Ils ne veulent pas que les contrôleurs restent à quai. Les syndicats de cheminots viennent d'adresser un courrier au président (UMP) de la région, Adrien Zeller. Ils y dénoncent « la suppression de la présence systématique du contrôleur à bord des trains » sur la ligne Strasbourg-Barr.
Cette mesure expérimentale doit entrer en vigueur le 1er décembre, a indiqué hier Claude Jeanvoine, responsable de la CGT cheminots pour la région de Strasbourg. « Ce que l'on supprime, c'est une présence humaine qui est un facteur de sécurité à bord des trains », s'inquiète-t-il. Le syndicaliste annonce une nouvelle pétition et une distribution de tracts aux usagers demain, à la gare de Mulhouse.

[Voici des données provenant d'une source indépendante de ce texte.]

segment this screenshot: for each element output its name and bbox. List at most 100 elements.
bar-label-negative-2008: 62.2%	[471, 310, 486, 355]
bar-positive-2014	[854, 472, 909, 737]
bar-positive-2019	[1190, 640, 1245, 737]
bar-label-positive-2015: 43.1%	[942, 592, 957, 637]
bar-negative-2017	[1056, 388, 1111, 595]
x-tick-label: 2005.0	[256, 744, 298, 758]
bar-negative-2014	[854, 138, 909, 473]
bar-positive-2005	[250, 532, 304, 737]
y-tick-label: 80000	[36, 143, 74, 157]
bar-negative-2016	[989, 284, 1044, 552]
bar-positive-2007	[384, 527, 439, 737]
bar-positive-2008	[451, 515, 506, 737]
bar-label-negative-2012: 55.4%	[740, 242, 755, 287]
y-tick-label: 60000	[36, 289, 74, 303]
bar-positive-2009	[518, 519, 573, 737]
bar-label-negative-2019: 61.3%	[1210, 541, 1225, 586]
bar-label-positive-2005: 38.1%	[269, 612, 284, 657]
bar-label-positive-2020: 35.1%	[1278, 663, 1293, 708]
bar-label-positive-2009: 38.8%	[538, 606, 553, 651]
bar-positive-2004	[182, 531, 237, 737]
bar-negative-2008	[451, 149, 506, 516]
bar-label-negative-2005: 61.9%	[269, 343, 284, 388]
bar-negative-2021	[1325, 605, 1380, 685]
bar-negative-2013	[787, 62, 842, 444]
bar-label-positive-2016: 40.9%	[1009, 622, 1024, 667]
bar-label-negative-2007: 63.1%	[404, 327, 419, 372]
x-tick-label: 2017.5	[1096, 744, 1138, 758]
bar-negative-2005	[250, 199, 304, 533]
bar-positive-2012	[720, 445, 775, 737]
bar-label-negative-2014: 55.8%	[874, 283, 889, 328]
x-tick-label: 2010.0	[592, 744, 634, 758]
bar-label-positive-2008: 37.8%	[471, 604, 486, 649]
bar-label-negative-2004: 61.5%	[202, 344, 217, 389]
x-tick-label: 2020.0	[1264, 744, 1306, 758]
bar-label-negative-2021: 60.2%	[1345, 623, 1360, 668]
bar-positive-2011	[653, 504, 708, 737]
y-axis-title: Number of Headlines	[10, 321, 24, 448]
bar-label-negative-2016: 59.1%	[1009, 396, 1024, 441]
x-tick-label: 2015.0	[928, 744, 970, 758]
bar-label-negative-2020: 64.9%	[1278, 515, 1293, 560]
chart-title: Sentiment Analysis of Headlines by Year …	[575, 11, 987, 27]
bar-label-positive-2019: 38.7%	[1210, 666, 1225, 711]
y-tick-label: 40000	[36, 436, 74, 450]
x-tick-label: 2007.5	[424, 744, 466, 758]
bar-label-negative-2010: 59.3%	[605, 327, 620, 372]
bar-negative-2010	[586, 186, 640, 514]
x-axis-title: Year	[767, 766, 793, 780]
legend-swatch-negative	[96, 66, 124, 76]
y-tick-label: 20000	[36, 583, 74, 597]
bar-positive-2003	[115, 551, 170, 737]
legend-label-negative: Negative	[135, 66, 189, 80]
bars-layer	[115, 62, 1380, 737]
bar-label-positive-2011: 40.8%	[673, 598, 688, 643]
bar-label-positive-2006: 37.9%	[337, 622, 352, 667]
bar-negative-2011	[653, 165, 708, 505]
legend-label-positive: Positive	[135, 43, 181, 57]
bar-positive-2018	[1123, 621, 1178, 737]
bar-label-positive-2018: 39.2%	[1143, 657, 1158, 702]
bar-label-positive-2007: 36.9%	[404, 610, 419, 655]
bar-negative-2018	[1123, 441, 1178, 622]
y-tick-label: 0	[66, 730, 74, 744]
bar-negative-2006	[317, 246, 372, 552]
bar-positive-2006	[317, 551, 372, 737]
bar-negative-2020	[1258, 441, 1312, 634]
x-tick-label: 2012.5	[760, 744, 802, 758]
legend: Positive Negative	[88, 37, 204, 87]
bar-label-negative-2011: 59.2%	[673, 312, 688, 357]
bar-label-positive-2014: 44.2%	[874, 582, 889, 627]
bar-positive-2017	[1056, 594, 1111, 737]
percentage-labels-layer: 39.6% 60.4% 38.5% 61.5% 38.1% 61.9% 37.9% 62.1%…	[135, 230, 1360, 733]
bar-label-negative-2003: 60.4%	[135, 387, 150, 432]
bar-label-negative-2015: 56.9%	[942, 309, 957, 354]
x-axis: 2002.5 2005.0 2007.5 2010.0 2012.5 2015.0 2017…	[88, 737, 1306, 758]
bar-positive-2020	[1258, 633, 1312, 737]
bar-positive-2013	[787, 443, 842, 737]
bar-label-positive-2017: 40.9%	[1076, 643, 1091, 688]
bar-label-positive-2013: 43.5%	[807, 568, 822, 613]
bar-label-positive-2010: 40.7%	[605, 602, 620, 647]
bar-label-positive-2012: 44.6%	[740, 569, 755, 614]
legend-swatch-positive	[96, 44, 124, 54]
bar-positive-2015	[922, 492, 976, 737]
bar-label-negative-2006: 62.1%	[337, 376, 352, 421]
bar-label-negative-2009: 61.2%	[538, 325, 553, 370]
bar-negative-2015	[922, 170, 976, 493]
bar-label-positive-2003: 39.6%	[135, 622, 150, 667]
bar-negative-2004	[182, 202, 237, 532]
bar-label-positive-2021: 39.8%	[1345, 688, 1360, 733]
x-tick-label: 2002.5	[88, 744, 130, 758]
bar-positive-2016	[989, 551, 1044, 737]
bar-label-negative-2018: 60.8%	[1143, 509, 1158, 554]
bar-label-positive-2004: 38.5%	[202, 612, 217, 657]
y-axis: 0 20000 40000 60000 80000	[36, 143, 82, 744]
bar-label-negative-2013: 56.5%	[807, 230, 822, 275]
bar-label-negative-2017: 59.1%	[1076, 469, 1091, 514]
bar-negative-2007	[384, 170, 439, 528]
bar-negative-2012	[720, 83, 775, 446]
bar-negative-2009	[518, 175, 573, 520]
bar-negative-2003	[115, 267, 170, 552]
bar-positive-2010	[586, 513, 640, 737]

« Aujourd'hui, il y a un contrôleur par TER, or ce n'est plus adapté à la réalité, répond Jean-Pierre Farandou, directeur de SNCF Proximités. Les TER sont proches des RER en Ile-de-France, où ce sont des groupes de contrôleurs qui interviennent dans les trains de façon aléatoire. C'est la seule façon d'être efficace, car dans une rame bondée, un contrôleur seul ne peut rien faire. » Adrien Zeller insiste quant à lui sur le fait qu'« il n'a jamais été question de retirer les contrôleurs des TER » et qu'« aucun emploi n'est supprimé ». Et d'ajouter : « Nous sommes l'autorité organisatrice du transport régional et nous le finançons. La SNCF n'est que l'opérateur. Nous avons donc le devoir de faire mieux avec les moyens dont nous disposons, car il ne faut pas oublier que les trois quarts du billet sont payés par le contribuable local. »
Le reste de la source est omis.